Indeed. And asking that question turned out to be rather useful, didn't it?
When it was first proposed, people objected to the big bang on similar grounds.
Science proceeds by asking questions about phenomena that look intriguing to scientists. If some of those investigations or their (possibly tentative) conclusions disturb your personal worldview, tough luck. Science and scientists couldn't care less (or at least they shouldn't, unless we are discussing things that might actually pose a real risk).
The fundamental physical constants indeed look fine-tuned. Why? Here are several possibilities:
(1) There is only one possible set of values for physical constants, and they are what they are. In this case, we should focus on understanding why only that set is possible. I find this highly implausible (for reasons I'd be happy to elaborate on).
(2) There are many possible values, and we are very finely adapted to the values they happen to take (the anthropic or "puddle" argument). This is more plausible, but not the whole story.
I think - and yes, this is speculative, but based on mathematics and what we have learned about fundamental physics - that there are probably many, many possible values that vary as you move around in the universe, but not every conceivable set of values can occur, and some sets occur far more frequently than others. Some of the apparent fine tuning is anthropic (if the values weren't in certain ranges, no one would be here to ask about them), and some of it is due to interesting and as-yet poorly understood constraints on what is possible or common.
There is an active subfield in which people are exploring these possibilities. Speculative? You bet. Dead end? Maybe - time will tell. What's certain is that people are not going to stop discussing these questions. They're too interesting for that to happen.
This, most definately.
The fine tuning problem isn't a statement that "everything is fine-tuned, therefore whatever".
It's a statement that, as far as we can tell, the values needed for the various constants in order for life to exist is fairly narrow. It isn't so much the water marvelling at it's fit to the puddle shape, but rather to the fact that there's a depression for a puddle to form in at all. If we change any of the constants, it seems we don't get holes big enough for puddles: we get bumps, or flat surfaces that won't hold water, or thousands of microscopic pits scattered evenly instead of a depression that would hold water.
The "fine-tuning" question is simply "Why is this the case?" It's not making an assumption. And the answers are variable, as
sol pointed out.
I see no need to find a probability distribution, because we can't do that without a theory. To fid the theory, we have to ask the questions. And the answers so far are addressing various possible probability features...to wit:
The "underlying theory" idea,
sol's number 1. THere's some underlying theory, or some interdependence amongst the constants, that we haven't found yet. This limits their values to specified amounts.
Then there's "multiple values" hypothesis. There are several speculations here, hypothesis if you will, that are awaiting the ability to do some form of testing. The multiverse theory is one, in various incarnations: multiple universes with random constants, whther the probability values are uniform or not; universe "spawning", where certain processes like black holes spawn "daughter" universes that share some (but not all) of the parent characteristics, leading to an almost evolutionary progression of universes tailored for black holes (which has the side effect of allowing for life); or others I can't recall.

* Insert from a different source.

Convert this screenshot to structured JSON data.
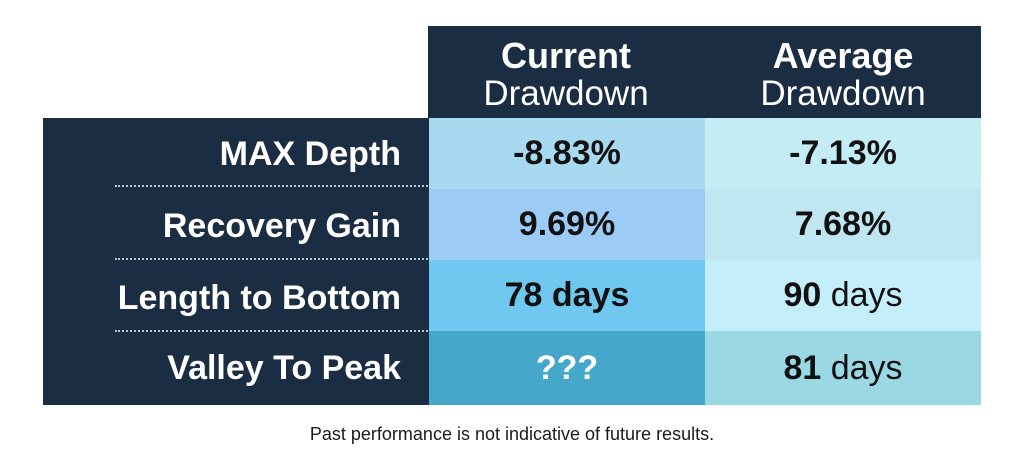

And then there are some who claim that life would take on a different form if the constants were different (call it the "pure puddlers"). This seems difficult to fathom, as many of these values combinations would prevent the formation of any complex structure (like, you know, molecules), which seems to make any possibility of life rather remote (and is just as much an assumption as is being argued against...faith that life will always find a way).
THe whole point is that for any progress to be made, the questions have to be asked and the answers thought about, so that testable hypothesis can be constructed and we can
find out what the probability distributions are, and why the values are what they are.
THe fine-tuning problem isn't "why are we fine-tuned"...it doesn't make that assumption. It does make the claim that there is a narrow range of values consistant with life, which is true (outside that narrow range complex structures aren't possible...no stars, for example). It simply asks why are the values what they are.
Argument against it seems like arguing that we shouldn't be curious (thus my Borg comment earlier).
To quote Einstein, "If we knew what we were doing, it wouldn't be research."